The rings turned out really well, were extremely easy to make, and weren't very time consuming. The down side to this method is that, compared to all but the smallest dehydrators, you can only dry a small number of apple rings at a time. Still, if you don't see yourself dehydrating a lot of foods, this is a useful method.
What You Need:
Lemon juice (optional)
Warming drawer attached to an oven
How to Do It:
1. Preheat the warming drawer. The temperature of the drawer should be no more than 140 degrees F. On my stove, this was one mark below the "medium" setting.
2. Wash the apples, then run through the corer and cut into rings. I left the peels on (since the peels add a lot of good nutrition), but you can remove the peel if you like. You can core and slice into rings by hand, too, but remember: Keep the slices as close to the same thickness as possible, or you'll end up with some slices drying much faster than others.
3. If desired, toss the apple rings in lemon juice. This prevents them from browning. (I skipped this step.)
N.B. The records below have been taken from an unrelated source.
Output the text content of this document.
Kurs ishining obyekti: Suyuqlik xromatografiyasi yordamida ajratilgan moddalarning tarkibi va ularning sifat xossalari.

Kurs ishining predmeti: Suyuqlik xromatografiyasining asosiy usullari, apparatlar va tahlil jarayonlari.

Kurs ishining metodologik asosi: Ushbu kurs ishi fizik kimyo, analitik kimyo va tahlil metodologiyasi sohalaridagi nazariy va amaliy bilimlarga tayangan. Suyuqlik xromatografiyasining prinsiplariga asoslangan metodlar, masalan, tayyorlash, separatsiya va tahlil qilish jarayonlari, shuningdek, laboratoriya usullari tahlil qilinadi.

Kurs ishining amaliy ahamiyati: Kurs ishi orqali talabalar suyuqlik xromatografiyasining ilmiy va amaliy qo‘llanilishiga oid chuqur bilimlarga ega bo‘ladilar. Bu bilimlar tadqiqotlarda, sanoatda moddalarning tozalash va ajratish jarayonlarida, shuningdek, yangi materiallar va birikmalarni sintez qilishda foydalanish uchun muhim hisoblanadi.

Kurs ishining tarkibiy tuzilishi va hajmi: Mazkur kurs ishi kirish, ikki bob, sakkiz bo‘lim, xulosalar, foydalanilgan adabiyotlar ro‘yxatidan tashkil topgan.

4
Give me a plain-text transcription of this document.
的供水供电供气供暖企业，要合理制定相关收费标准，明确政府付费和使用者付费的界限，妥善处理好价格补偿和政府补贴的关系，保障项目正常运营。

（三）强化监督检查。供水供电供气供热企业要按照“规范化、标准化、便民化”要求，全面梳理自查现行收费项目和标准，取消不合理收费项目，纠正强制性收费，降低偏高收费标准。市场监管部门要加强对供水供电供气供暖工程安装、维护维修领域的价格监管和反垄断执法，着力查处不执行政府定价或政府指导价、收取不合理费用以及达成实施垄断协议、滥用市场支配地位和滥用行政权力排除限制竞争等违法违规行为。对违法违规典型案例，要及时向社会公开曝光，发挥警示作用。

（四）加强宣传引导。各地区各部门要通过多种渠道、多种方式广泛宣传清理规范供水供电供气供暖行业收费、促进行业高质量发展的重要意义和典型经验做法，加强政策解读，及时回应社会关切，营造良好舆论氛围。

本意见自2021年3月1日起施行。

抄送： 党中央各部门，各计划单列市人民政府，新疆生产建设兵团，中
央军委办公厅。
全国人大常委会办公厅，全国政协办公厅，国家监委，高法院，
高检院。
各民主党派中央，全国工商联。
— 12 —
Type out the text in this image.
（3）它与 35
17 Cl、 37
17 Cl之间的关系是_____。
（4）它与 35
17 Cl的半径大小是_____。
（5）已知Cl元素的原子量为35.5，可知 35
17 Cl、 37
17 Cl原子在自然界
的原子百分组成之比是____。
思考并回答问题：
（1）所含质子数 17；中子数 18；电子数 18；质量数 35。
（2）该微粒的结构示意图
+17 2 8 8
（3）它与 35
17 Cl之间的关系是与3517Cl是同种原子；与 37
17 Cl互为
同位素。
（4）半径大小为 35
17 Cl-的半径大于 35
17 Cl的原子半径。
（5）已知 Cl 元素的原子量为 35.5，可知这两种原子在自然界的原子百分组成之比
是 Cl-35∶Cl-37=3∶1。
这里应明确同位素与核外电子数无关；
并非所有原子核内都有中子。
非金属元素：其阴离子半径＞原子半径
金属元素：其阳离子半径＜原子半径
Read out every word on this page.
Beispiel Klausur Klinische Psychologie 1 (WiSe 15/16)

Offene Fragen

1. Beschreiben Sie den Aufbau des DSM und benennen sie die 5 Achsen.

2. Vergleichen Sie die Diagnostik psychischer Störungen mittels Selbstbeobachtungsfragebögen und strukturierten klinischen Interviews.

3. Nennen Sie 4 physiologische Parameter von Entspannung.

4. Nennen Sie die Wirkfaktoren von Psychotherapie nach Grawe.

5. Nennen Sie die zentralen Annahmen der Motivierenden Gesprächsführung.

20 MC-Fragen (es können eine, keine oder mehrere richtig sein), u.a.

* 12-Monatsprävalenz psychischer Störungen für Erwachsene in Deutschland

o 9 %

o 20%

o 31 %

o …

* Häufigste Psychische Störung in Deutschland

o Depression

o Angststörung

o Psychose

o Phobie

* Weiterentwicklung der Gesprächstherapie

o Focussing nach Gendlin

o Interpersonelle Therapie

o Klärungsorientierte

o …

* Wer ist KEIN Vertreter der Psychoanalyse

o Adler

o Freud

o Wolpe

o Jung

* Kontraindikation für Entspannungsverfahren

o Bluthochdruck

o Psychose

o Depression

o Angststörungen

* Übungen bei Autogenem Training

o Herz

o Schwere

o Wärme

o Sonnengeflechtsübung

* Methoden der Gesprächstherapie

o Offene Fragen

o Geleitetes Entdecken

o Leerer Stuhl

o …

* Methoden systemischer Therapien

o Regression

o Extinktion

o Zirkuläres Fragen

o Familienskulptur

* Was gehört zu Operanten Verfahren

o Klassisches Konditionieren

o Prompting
4. Place the slices in a single layer on a cooling rack. Place the cooling rack in the warming drawer. My slices took only 3 hours to dry, but depending upon how juicy the apples are and how thick you sliced them, it could take up to 6 hours for them to completely dry. Be sure to turn the slices from time to time.
5. Test for doneness by pressing down on some slices with your fingernail. When no juice comes out, the slices are finished drying. Remove the from the warming drawer, keep on the cooling rack, and place in a dry, warm location for 12 hours.
6. Store dried apple rings in airtight containers or bags.
Slices can be eaten as is, or they can be soaked for about 12 hours to moisten.